Another French architect, Francois Mallet, came over to aid the project. He made new plans, which would involve 75-foot spires topping the two towers, but apparently did not devote all his energy to design work. Instead, Mallet was putting the moves on the wife of Bishop Lamy’s nephew. The younger Lamy shot and killed Mallet on September 1, 1879. A judge found him not guilty for reasons of insanity.
Lamy also hired French and Italian stone masons to work on his Cathedral. By 1880, the new walls had risen high enough to hide the old adobe church. Late the next year, the workers installed the beautiful circular window, cut by Vicente Digneo, Cajetano Palladino, and Michael Machebeuf (Again, I had to list there names because they are so splendid.). Money issues still delayed construction. Lamy died in 1888, seven years before the official Cathedral dedication. Mallet’s spires have never been built.
But back to geology. I have been surprised by how hard it has been to track down information on the stone. Most sources report that some material came from property owned by Bishop Lamy about 17 miles south of Santa Fe (the area is now called Lamy). Said sources disagree as to whether said stone is limestone, sandstone, or granite. The New Mexico Bureau of Geology and Mineral Resources geology map of the Galisteo quadrangle, however, indicates a sandstone quarry on Cerro Colorado, a hill rising above Lamy, in a unit known as the Diamond Trail Formation. It has been dated as early Tertiary.
Most writers agree that a “red volcanic lava, exceedingly light” was quarried from a small mound 12 miles west of Santa Fe, known as Cerro Mogino (of which I could find no information). (One modern writer, however, referred to the stone as “volcanic tuft,” which sounds a bit like a hoodoo.) Rock, said to be an “ochreous limestone for the exterior” also came from within Santa Fe, in the Arroyo Sais.

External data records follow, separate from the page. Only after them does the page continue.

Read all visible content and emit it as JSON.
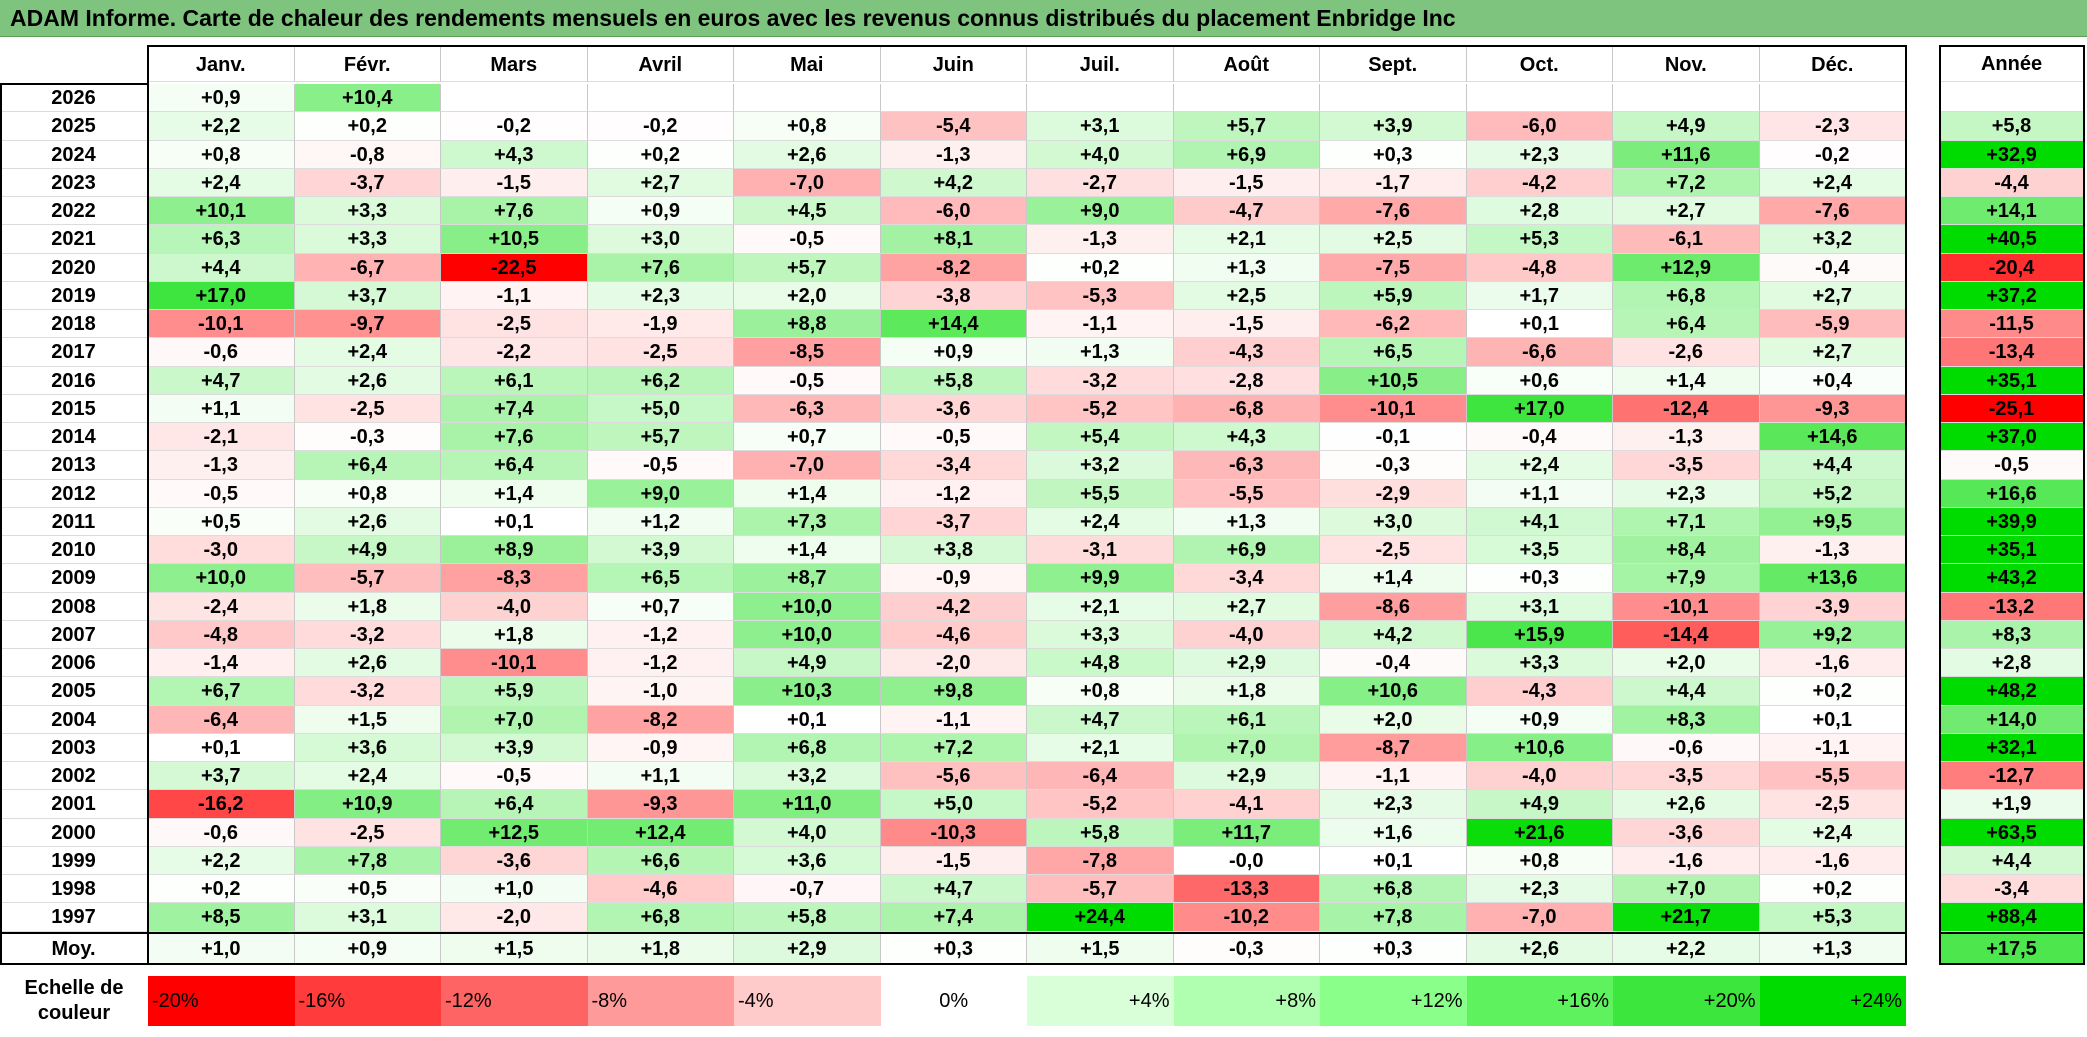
{
  "title": "ADAM Informe. Carte de chaleur des rendements mensuels en euros avec les revenus connus distribués du placement Enbridge Inc",
  "chart_data": {
    "type": "heatmap",
    "columns": [
      "Janv.",
      "Févr.",
      "Mars",
      "Avril",
      "Mai",
      "Juin",
      "Juil.",
      "Août",
      "Sept.",
      "Oct.",
      "Nov.",
      "Déc."
    ],
    "year_column_label": "Année",
    "average_row_label": "Moy.",
    "rows": [
      {
        "year": "2026",
        "months": [
          "+0,9",
          "+10,4",
          "",
          "",
          "",
          "",
          "",
          "",
          "",
          "",
          "",
          ""
        ],
        "annual": ""
      },
      {
        "year": "2025",
        "months": [
          "+2,2",
          "+0,2",
          "-0,2",
          "-0,2",
          "+0,8",
          "-5,4",
          "+3,1",
          "+5,7",
          "+3,9",
          "-6,0",
          "+4,9",
          "-2,3"
        ],
        "annual": "+5,8"
      },
      {
        "year": "2024",
        "months": [
          "+0,8",
          "-0,8",
          "+4,3",
          "+0,2",
          "+2,6",
          "-1,3",
          "+4,0",
          "+6,9",
          "+0,3",
          "+2,3",
          "+11,6",
          "-0,2"
        ],
        "annual": "+32,9"
      },
      {
        "year": "2023",
        "months": [
          "+2,4",
          "-3,7",
          "-1,5",
          "+2,7",
          "-7,0",
          "+4,2",
          "-2,7",
          "-1,5",
          "-1,7",
          "-4,2",
          "+7,2",
          "+2,4"
        ],
        "annual": "-4,4"
      },
      {
        "year": "2022",
        "months": [
          "+10,1",
          "+3,3",
          "+7,6",
          "+0,9",
          "+4,5",
          "-6,0",
          "+9,0",
          "-4,7",
          "-7,6",
          "+2,8",
          "+2,7",
          "-7,6"
        ],
        "annual": "+14,1"
      },
      {
        "year": "2021",
        "months": [
          "+6,3",
          "+3,3",
          "+10,5",
          "+3,0",
          "-0,5",
          "+8,1",
          "-1,3",
          "+2,1",
          "+2,5",
          "+5,3",
          "-6,1",
          "+3,2"
        ],
        "annual": "+40,5"
      },
      {
        "year": "2020",
        "months": [
          "+4,4",
          "-6,7",
          "-22,5",
          "+7,6",
          "+5,7",
          "-8,2",
          "+0,2",
          "+1,3",
          "-7,5",
          "-4,8",
          "+12,9",
          "-0,4"
        ],
        "annual": "-20,4"
      },
      {
        "year": "2019",
        "months": [
          "+17,0",
          "+3,7",
          "-1,1",
          "+2,3",
          "+2,0",
          "-3,8",
          "-5,3",
          "+2,5",
          "+5,9",
          "+1,7",
          "+6,8",
          "+2,7"
        ],
        "annual": "+37,2"
      },
      {
        "year": "2018",
        "months": [
          "-10,1",
          "-9,7",
          "-2,5",
          "-1,9",
          "+8,8",
          "+14,4",
          "-1,1",
          "-1,5",
          "-6,2",
          "+0,1",
          "+6,4",
          "-5,9"
        ],
        "annual": "-11,5"
      },
      {
        "year": "2017",
        "months": [
          "-0,6",
          "+2,4",
          "-2,2",
          "-2,5",
          "-8,5",
          "+0,9",
          "+1,3",
          "-4,3",
          "+6,5",
          "-6,6",
          "-2,6",
          "+2,7"
        ],
        "annual": "-13,4"
      },
      {
        "year": "2016",
        "months": [
          "+4,7",
          "+2,6",
          "+6,1",
          "+6,2",
          "-0,5",
          "+5,8",
          "-3,2",
          "-2,8",
          "+10,5",
          "+0,6",
          "+1,4",
          "+0,4"
        ],
        "annual": "+35,1"
      },
      {
        "year": "2015",
        "months": [
          "+1,1",
          "-2,5",
          "+7,4",
          "+5,0",
          "-6,3",
          "-3,6",
          "-5,2",
          "-6,8",
          "-10,1",
          "+17,0",
          "-12,4",
          "-9,3"
        ],
        "annual": "-25,1"
      },
      {
        "year": "2014",
        "months": [
          "-2,1",
          "-0,3",
          "+7,6",
          "+5,7",
          "+0,7",
          "-0,5",
          "+5,4",
          "+4,3",
          "-0,1",
          "-0,4",
          "-1,3",
          "+14,6"
        ],
        "annual": "+37,0"
      },
      {
        "year": "2013",
        "months": [
          "-1,3",
          "+6,4",
          "+6,4",
          "-0,5",
          "-7,0",
          "-3,4",
          "+3,2",
          "-6,3",
          "-0,3",
          "+2,4",
          "-3,5",
          "+4,4"
        ],
        "annual": "-0,5"
      },
      {
        "year": "2012",
        "months": [
          "-0,5",
          "+0,8",
          "+1,4",
          "+9,0",
          "+1,4",
          "-1,2",
          "+5,5",
          "-5,5",
          "-2,9",
          "+1,1",
          "+2,3",
          "+5,2"
        ],
        "annual": "+16,6"
      },
      {
        "year": "2011",
        "months": [
          "+0,5",
          "+2,6",
          "+0,1",
          "+1,2",
          "+7,3",
          "-3,7",
          "+2,4",
          "+1,3",
          "+3,0",
          "+4,1",
          "+7,1",
          "+9,5"
        ],
        "annual": "+39,9"
      },
      {
        "year": "2010",
        "months": [
          "-3,0",
          "+4,9",
          "+8,9",
          "+3,9",
          "+1,4",
          "+3,8",
          "-3,1",
          "+6,9",
          "-2,5",
          "+3,5",
          "+8,4",
          "-1,3"
        ],
        "annual": "+35,1"
      },
      {
        "year": "2009",
        "months": [
          "+10,0",
          "-5,7",
          "-8,3",
          "+6,5",
          "+8,7",
          "-0,9",
          "+9,9",
          "-3,4",
          "+1,4",
          "+0,3",
          "+7,9",
          "+13,6"
        ],
        "annual": "+43,2"
      },
      {
        "year": "2008",
        "months": [
          "-2,4",
          "+1,8",
          "-4,0",
          "+0,7",
          "+10,0",
          "-4,2",
          "+2,1",
          "+2,7",
          "-8,6",
          "+3,1",
          "-10,1",
          "-3,9"
        ],
        "annual": "-13,2"
      },
      {
        "year": "2007",
        "months": [
          "-4,8",
          "-3,2",
          "+1,8",
          "-1,2",
          "+10,0",
          "-4,6",
          "+3,3",
          "-4,0",
          "+4,2",
          "+15,9",
          "-14,4",
          "+9,2"
        ],
        "annual": "+8,3"
      },
      {
        "year": "2006",
        "months": [
          "-1,4",
          "+2,6",
          "-10,1",
          "-1,2",
          "+4,9",
          "-2,0",
          "+4,8",
          "+2,9",
          "-0,4",
          "+3,3",
          "+2,0",
          "-1,6"
        ],
        "annual": "+2,8"
      },
      {
        "year": "2005",
        "months": [
          "+6,7",
          "-3,2",
          "+5,9",
          "-1,0",
          "+10,3",
          "+9,8",
          "+0,8",
          "+1,8",
          "+10,6",
          "-4,3",
          "+4,4",
          "+0,2"
        ],
        "annual": "+48,2"
      },
      {
        "year": "2004",
        "months": [
          "-6,4",
          "+1,5",
          "+7,0",
          "-8,2",
          "+0,1",
          "-1,1",
          "+4,7",
          "+6,1",
          "+2,0",
          "+0,9",
          "+8,3",
          "+0,1"
        ],
        "annual": "+14,0"
      },
      {
        "year": "2003",
        "months": [
          "+0,1",
          "+3,6",
          "+3,9",
          "-0,9",
          "+6,8",
          "+7,2",
          "+2,1",
          "+7,0",
          "-8,7",
          "+10,6",
          "-0,6",
          "-1,1"
        ],
        "annual": "+32,1"
      },
      {
        "year": "2002",
        "months": [
          "+3,7",
          "+2,4",
          "-0,5",
          "+1,1",
          "+3,2",
          "-5,6",
          "-6,4",
          "+2,9",
          "-1,1",
          "-4,0",
          "-3,5",
          "-5,5"
        ],
        "annual": "-12,7"
      },
      {
        "year": "2001",
        "months": [
          "-16,2",
          "+10,9",
          "+6,4",
          "-9,3",
          "+11,0",
          "+5,0",
          "-5,2",
          "-4,1",
          "+2,3",
          "+4,9",
          "+2,6",
          "-2,5"
        ],
        "annual": "+1,9"
      },
      {
        "year": "2000",
        "months": [
          "-0,6",
          "-2,5",
          "+12,5",
          "+12,4",
          "+4,0",
          "-10,3",
          "+5,8",
          "+11,7",
          "+1,6",
          "+21,6",
          "-3,6",
          "+2,4"
        ],
        "annual": "+63,5"
      },
      {
        "year": "1999",
        "months": [
          "+2,2",
          "+7,8",
          "-3,6",
          "+6,6",
          "+3,6",
          "-1,5",
          "-7,8",
          "-0,0",
          "+0,1",
          "+0,8",
          "-1,6",
          "-1,6"
        ],
        "annual": "+4,4"
      },
      {
        "year": "1998",
        "months": [
          "+0,2",
          "+0,5",
          "+1,0",
          "-4,6",
          "-0,7",
          "+4,7",
          "-5,7",
          "-13,3",
          "+6,8",
          "+2,3",
          "+7,0",
          "+0,2"
        ],
        "annual": "-3,4"
      },
      {
        "year": "1997",
        "months": [
          "+8,5",
          "+3,1",
          "-2,0",
          "+6,8",
          "+5,8",
          "+7,4",
          "+24,4",
          "-10,2",
          "+7,8",
          "-7,0",
          "+21,7",
          "+5,3"
        ],
        "annual": "+88,4"
      }
    ],
    "averages": {
      "months": [
        "+1,0",
        "+0,9",
        "+1,5",
        "+1,8",
        "+2,9",
        "+0,3",
        "+1,5",
        "-0,3",
        "+0,3",
        "+2,6",
        "+2,2",
        "+1,3"
      ],
      "annual": "+17,5"
    },
    "color_scale": {
      "label": "Echelle de couleur",
      "steps": [
        {
          "label": "-20%",
          "color": "#ff0000"
        },
        {
          "label": "-16%",
          "color": "#ff3b3b"
        },
        {
          "label": "-12%",
          "color": "#ff6464"
        },
        {
          "label": "-8%",
          "color": "#ff9a9a"
        },
        {
          "label": "-4%",
          "color": "#ffcaca"
        },
        {
          "label": "0%",
          "color": "#ffffff"
        },
        {
          "label": "+4%",
          "color": "#d8ffd8"
        },
        {
          "label": "+8%",
          "color": "#b0ffb0"
        },
        {
          "label": "+12%",
          "color": "#8aff8a"
        },
        {
          "label": "+16%",
          "color": "#5ef25e"
        },
        {
          "label": "+20%",
          "color": "#3ce63c"
        },
        {
          "label": "+24%",
          "color": "#00dc00"
        }
      ]
    }
  }
}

Willa Cather also wrote about the stone. In her colorful prose, Lamy in the guise of Bishop Latour, said “It is the stone I have always wanted, and I found it quite by chance…This hill is only about fifteen miles from Santa Fe; there is an upgrade, but it is gradual. Hauling stone will be easier than I could have hoped for.” She further described the stone as “a strong golden ochre, very much like the gold of the sunlight” and “melted gold—a color that throbbed in the last rays of the sun.”
In a concluding section Cather has Bishop Latour say “Yes…that rock will do very well…Every time I come here, I like this stone better…I would rather have found that hill of yellow than have come into a fortune to spend in charity. The Cathedral is very near my heart, for many reasons.” Perhaps not the most benevolent words a bishop could utter but as many of us know stone can lead to a religious experience.